Royal Wedding Disaster is the second book in Meg Cabot's From the Notebooks of a Middle School Princess series. It's a spin-off of her popular Princess Diaries series and Mia's half-sister, Olivia is the star of the show. In this installment, the royal family is consumed with Mia's upcoming nuptials to Michael (and the fact that she's pregnant - with TWINS!), their father is consumed with renovating the summer palace, and Grandmere has her own plans for making Mia's wedding one for the ages - much to Mia's...uh, "delight."
It's only been one month since Olivia found out she's a princess but she's been busy! She has her own pony (squee!) and like Mia once did is taking "princess lessons" from Grandmere. She's also helping Grandmere with the wedding, in between starting a new school (ugh!), having her "first crush," and running afoul of her Mean Girl cousin.
This is a children's book so there's not a lot for me to say here except it's cute, the characters are delightful, and I loved returning to the world that Cabot has created. I appreciate that while Cabot has returned to this world, Olivia isn't a cookie-cutter of Mia (for one thing, Olivia is more "sure of herself" than Mia was as a teen) and that the author has moved the series out of New York City to the fictional Genovia. I also don't think it can be overstated that Olivia is biracial - the product of an affair her father had with her pilot mother (now deceased). I know the "princess thing" is fairly loaded (thank you Disney...) but little brown girls deserve fairy tales as much as little white girls and Cabot has created a pretty sweet one.
Final Grade = B
Never Sweeter by Charlotte Stein. Brace yourself, Wendy won't be squee'ing. Oh, I liked it. But given the obscene amount of hype I read about this book I expected to love it beyond all reason and....I didn't.

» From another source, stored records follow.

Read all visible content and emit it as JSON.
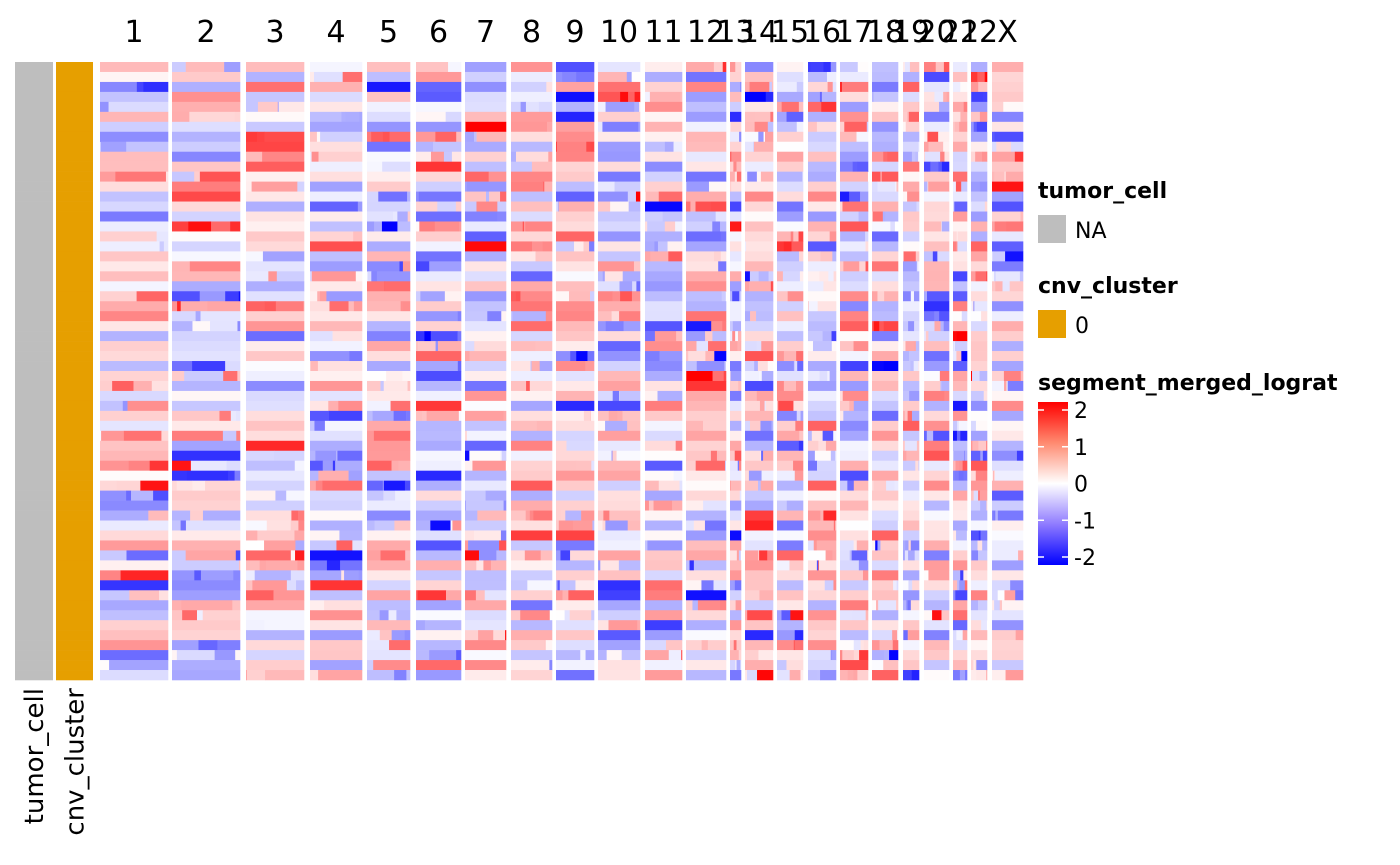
{
  "chart_data": {
    "type": "heatmap",
    "columns": [
      "1",
      "2",
      "3",
      "4",
      "5",
      "6",
      "7",
      "8",
      "9",
      "10",
      "11",
      "12",
      "13",
      "14",
      "15",
      "16",
      "17",
      "18",
      "19",
      "20",
      "21",
      "22",
      "X"
    ],
    "annotations": [
      {
        "name": "tumor_cell",
        "value": "NA",
        "color": "#BEBEBE"
      },
      {
        "name": "cnv_cluster",
        "value": "0",
        "color": "#E69F00"
      }
    ],
    "legends": [
      {
        "title": "tumor_cell",
        "items": [
          {
            "label": "NA",
            "color": "#BEBEBE"
          }
        ]
      },
      {
        "title": "cnv_cluster",
        "items": [
          {
            "label": "0",
            "color": "#E69F00"
          }
        ]
      }
    ],
    "colorbar": {
      "title": "segment_merged_lograt",
      "range": [
        -2,
        2
      ],
      "ticks": [
        "2",
        "1",
        "0",
        "-1",
        "-2"
      ],
      "colors": {
        "low": "#0000FF",
        "mid": "#FFFFFF",
        "high": "#FF0000"
      }
    },
    "rows": 62,
    "value_note": "cell-level log-ratio values, mostly within -1..1 with sparse extremes near -2 and 2"
  }
}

Letty Carmichael graduated high school two years ago and is just now starting college. She had an accident thanks to a group of meat head jocks who were her high school tormentors (nothing involving sexual assault). Imagine her horror when she looks up in her film class to see one of those tormentors, Tate Sullivan, sitting in the lecture hall.

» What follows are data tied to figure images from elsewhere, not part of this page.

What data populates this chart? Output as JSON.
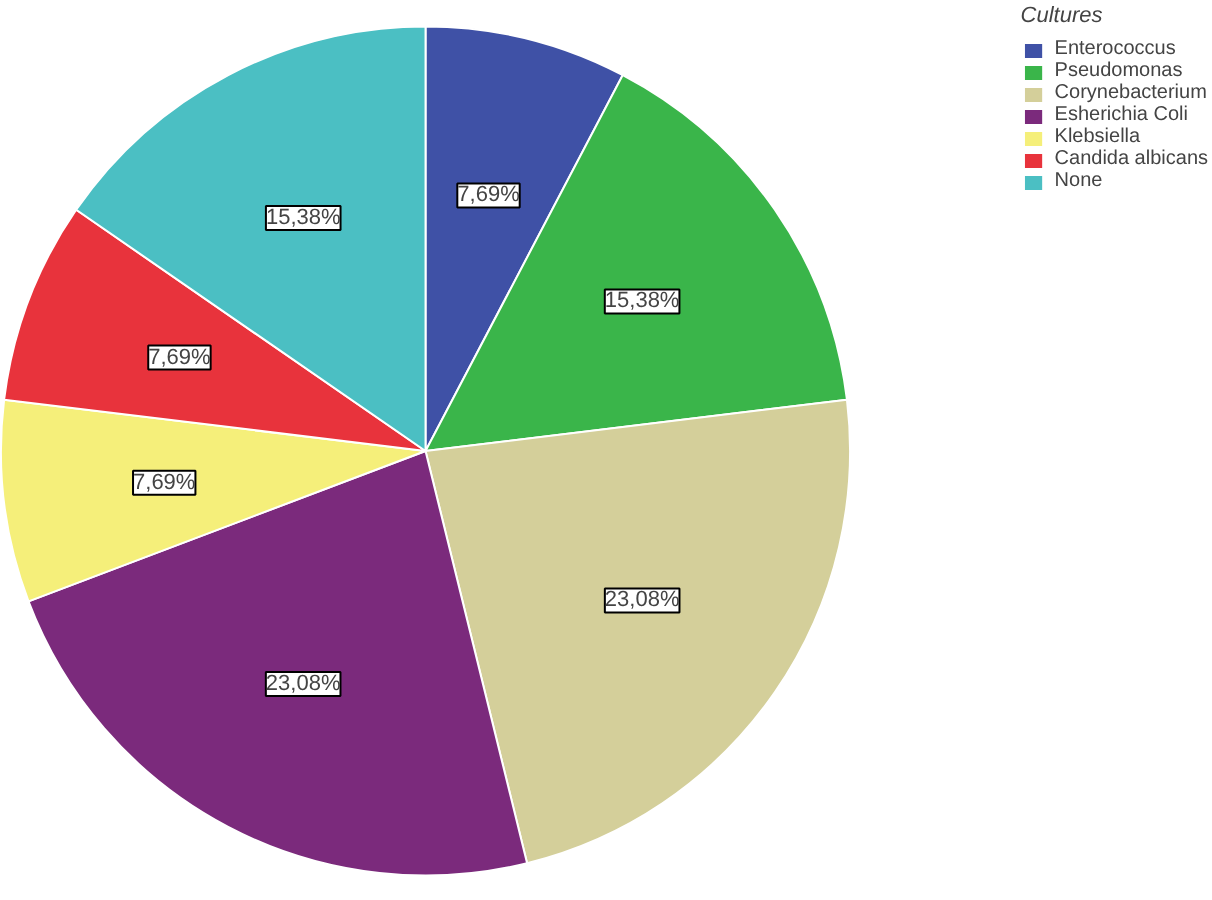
{
  "chart_data": {
    "type": "pie",
    "legend_title": "Cultures",
    "legend": "top right",
    "categories": [
      "Enterococcus",
      "Pseudomonas",
      "Corynebacterium",
      "Esherichia Coli",
      "Klebsiella",
      "Candida albicans",
      "None"
    ],
    "values": [
      7.69,
      15.38,
      23.08,
      23.08,
      7.69,
      7.69,
      15.38
    ],
    "value_labels": [
      "7,69%",
      "15,38%",
      "23,08%",
      "23,08%",
      "7,69%",
      "7,69%",
      "15,38%"
    ],
    "colors": [
      "#3f51a6",
      "#3ab54a",
      "#d4cf9a",
      "#7b2a7c",
      "#f5ef7a",
      "#e8333c",
      "#4bbfc3"
    ]
  }
}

Despite Letty's initial terror (and really, who could blame the girl!), what follows is this slow unfolding romance between her and Tate...her former bully.
I will give Stein credit - this concept is inspired and could have been a dumpster fire. Given the severity of Letty's accident, and Tate's involvement, the fact she doesn't explore options to get the hell away from him (oh, a restraining order?) or that her parents have zero role in this story (your kid has a horrible accident thanks to a group of bullies and one of them shows up at your daughter's small college and they aren't on the page at all outside of a mentioned phone call early on - and not mentioned AT ALL once Letty and Tate hook up. Maybe it's just me - but my parents would have had PLENTY to say about that....). So even though Letty's mental struggle is evident on the page, it really, truly didn't feel like enough to me. Also, as far as guy's go - Tate oftentimes read like Wish Fulfillment Guy. He says the things women readers want to hear, but his personal growth (seemingly all on his own - it's like the light magically dawns one day) weren't always convincing for me.
But Wish Fulfillment is a powerful thing (I'm not immune), I liked Letty, I even liked Tate (who is totally smitten with her). There's lots of dirty talk, a lot of Sexy Times outside of Insert Tab A Into Slot B, and Stein writes the tap dance just about as well as anyone. But (and you knew there was a but...) - there's a shortcut written into the Black Moment that just smacked me with incredulity. I kid you not...it involves the mob. Yes, the mob. It's borderline absurd and, in my opinion, totally unnecessary. There's enough baggage between the couple (boy howdy!), enough emotional turmoil that honestly? THE MOB?!?!?! It's like someone putting a warm, gooey cinnamon roll in front of you, dripping with decadent cream cheese icing, and when you take a big bite? Ick. They put nasty, shriveled up raisins in it.
So while this is good - no, it's not great. You want great? Read Stein's Sweet Agony instead.